The central bank said the assets held by foreign investors at the end of August were higher than the US$295.5 billion recorded at the end of July. The end-July figure accounted for 70 percent of Taiwan’s total foreign exchange reserves, the bank said.

The ratio of foreign held assets to Taiwan’s foreign exchange at the end of August also reached a new high, the bank added.

At the end of August, Taiwan’s foreign exchange reserves fell US$595 million from a month earlier to US$423.07 billion, stopping an eight-month gaining streak, the central bank’s statistics showed.

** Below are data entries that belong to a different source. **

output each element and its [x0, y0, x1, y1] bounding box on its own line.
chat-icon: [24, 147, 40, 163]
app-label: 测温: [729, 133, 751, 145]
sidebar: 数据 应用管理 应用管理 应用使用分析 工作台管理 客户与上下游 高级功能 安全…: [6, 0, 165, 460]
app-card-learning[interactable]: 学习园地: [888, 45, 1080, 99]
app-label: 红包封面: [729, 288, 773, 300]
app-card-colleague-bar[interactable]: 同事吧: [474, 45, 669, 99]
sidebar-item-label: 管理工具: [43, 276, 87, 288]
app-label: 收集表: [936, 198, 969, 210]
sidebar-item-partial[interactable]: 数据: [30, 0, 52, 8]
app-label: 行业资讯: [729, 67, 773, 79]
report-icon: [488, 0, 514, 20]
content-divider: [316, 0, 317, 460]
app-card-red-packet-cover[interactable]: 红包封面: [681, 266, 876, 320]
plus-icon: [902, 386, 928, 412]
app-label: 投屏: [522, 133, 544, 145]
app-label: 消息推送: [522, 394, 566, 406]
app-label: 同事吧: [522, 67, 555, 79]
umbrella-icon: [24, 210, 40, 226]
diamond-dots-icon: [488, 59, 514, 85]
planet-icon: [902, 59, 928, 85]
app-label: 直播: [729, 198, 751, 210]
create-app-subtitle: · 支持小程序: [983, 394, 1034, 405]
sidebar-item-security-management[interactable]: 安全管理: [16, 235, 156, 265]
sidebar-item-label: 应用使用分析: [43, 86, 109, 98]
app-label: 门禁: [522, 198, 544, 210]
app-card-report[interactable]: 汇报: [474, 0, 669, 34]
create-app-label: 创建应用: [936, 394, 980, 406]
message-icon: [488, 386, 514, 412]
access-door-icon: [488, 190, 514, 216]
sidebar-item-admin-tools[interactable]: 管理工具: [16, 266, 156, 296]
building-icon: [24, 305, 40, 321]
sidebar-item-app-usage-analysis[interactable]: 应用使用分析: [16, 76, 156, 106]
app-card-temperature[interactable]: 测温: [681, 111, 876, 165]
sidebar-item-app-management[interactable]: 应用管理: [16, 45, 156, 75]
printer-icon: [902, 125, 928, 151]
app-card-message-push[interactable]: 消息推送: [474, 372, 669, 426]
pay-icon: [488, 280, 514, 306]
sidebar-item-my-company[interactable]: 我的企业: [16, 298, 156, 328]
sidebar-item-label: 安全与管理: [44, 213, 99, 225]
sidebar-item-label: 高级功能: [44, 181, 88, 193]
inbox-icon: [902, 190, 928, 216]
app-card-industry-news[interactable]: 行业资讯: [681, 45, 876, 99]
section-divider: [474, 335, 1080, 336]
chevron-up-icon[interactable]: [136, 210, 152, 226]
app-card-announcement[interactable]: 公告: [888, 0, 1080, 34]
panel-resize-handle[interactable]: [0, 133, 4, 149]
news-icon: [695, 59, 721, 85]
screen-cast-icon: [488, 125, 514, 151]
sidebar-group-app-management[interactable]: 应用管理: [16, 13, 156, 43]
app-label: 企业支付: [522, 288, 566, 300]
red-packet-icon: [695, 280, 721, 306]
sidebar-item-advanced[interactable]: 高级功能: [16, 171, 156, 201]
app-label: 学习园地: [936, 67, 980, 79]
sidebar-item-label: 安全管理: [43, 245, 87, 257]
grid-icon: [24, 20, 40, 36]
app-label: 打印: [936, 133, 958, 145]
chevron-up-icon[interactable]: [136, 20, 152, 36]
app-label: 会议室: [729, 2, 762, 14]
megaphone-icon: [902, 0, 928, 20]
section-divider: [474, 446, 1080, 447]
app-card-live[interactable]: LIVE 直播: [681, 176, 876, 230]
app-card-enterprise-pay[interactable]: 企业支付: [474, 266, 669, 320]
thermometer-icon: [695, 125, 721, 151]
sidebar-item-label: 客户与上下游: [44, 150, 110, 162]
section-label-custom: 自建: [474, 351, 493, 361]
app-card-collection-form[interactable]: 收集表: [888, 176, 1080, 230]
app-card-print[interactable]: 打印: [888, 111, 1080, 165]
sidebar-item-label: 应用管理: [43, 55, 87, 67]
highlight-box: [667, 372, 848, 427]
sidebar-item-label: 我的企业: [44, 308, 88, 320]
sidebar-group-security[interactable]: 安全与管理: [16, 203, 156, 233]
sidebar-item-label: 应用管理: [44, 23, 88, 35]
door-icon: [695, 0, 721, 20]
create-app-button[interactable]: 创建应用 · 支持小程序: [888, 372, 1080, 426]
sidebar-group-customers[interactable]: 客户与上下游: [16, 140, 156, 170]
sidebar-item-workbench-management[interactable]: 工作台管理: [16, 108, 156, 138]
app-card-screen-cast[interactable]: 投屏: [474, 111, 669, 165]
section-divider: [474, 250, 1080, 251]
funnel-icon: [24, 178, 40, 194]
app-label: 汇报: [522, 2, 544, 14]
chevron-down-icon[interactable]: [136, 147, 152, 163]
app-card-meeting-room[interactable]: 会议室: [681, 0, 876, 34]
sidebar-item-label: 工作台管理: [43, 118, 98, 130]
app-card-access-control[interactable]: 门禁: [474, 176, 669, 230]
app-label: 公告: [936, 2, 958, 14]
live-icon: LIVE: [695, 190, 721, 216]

The central bank said the fall in the end-August foreign exchange reserves partly reflected the euro’s depreciation against the U.S. dollar, adding that a weaker euro dragged down Taiwan’s foreign exchange reserves as the European currency assets were converted into the U.S. dollar.

The central bank said the weakness of the euro offset the benefits resulting from an increase in returns on the bank’s asset management.

Taiwan was not the only country that saw its foreign exchange reserves fall in August.

Among the countries which suffered a decline in foreign exchange reserves at the end of August, South Korea’s figure totaled US$367.5 billion, down from US$368 billion recorded at the end of July; and Russia’s figure fell to US$465.8 billion from US$468.8 billion recorded in the previous month.

Meanwhile, foreign institutional investors recorded a net fund outflow of US$216 million in August, while they served as net buyers of US$46.66 billion on the main board and net buyers of US$1.33 billion on the over-the-counter market in the month, the central bank said.

The bank said that there were no worries over the net fund outflow by foreign investors and that their net buy in the local market showed the willingness to invest more in local shares.